Gene ontogeny and proteomic analyses showed that binding LAL with ERX-41 specifically affects the protein maturation and folding function of the ER and drastically reduces protein production, leading to cellular death. The lipase function of LAL was neither affected by ERX-41 nor required for its anti-tumor activity.
ERX-41 remained effective when tested on actual human primary TNBC tumors in so-called patient-derived explant (PDE) cultures. Those cultures retain the native tissue architecture and better recapitulate the heterogeneity of human TNBC.
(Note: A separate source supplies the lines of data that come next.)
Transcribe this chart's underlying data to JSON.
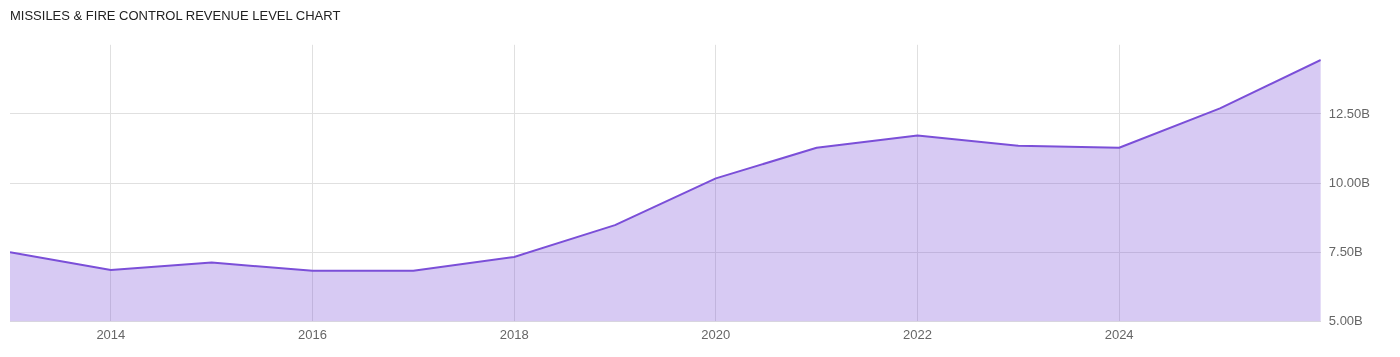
{
  "chart_data": {
    "type": "area",
    "title": "MISSILES & FIRE CONTROL REVENUE LEVEL CHART",
    "x": [
      2013,
      2014,
      2015,
      2016,
      2017,
      2018,
      2019,
      2020,
      2021,
      2022,
      2023,
      2024,
      2025,
      2026
    ],
    "series": [
      {
        "color": "#7b4fd8",
        "values": [
          7.5,
          6.86,
          7.13,
          6.83,
          6.83,
          7.33,
          8.48,
          10.17,
          11.28,
          11.72,
          11.35,
          11.28,
          12.7,
          14.45
        ]
      }
    ],
    "xlim": [
      2013,
      2026
    ],
    "xticks": [
      2014,
      2016,
      2018,
      2020,
      2022,
      2024
    ],
    "ylim": [
      5,
      15
    ],
    "yticks": [
      {
        "value": 5,
        "label": "5.00B"
      },
      {
        "value": 7.5,
        "label": "7.50B"
      },
      {
        "value": 10,
        "label": "10.00B"
      },
      {
        "value": 12.5,
        "label": "12.50B"
      }
    ],
    "grid": true,
    "legend": false,
    "marker": "none"
  }
}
Importantly, the researchers tested ERX-41 in vitro on several other cancer cell lines, including glioblastoma, pancreatic, and ovarian cancer, and in vivo on xenografts of estrogen receptor-positive breast cancer and ovarian cancer. In all cases, the cancers showed strong response to ERX-41, proving that the molecule’s therapeutic potential is not limited to TNBC.
Conclusion
In our age of increasingly complex anti-cancer therapies, the world of small molecules can still surprise us with serendipitous discoveries such as this one. If confirmed, the anti-tumor action of ERX-41 can become a game changer for certain cancer types and save countless lives. More generally, it also shows that inducing ER stress is a plausible anti-cancer strategy worth further exploration.
Literature
[1] Liu, X., Viswanadhapalli, S., Kumar, S., Lee, T. K., Moore, A., Ma, S., … & Raj, G. V. (2022). Targeting LIPA independent of its lipase activity is a therapeutic strategy in solid tumors via induction of endoplasmic reticulum stress. Nature Cancer, 1-19.
[2] Foulkes, W. D., Smith, I. E., & Reis-Filho, J. S. (2010). Triple-negative breast cancer. New England journal of medicine, 363(20), 1938-1948.
[3] Schwarz, D. S., & Blower, M. D. (2016). The endoplasmic reticulum: structure, function and response to cellular signaling. Cellular and molecular life sciences, 73(1), 79-94.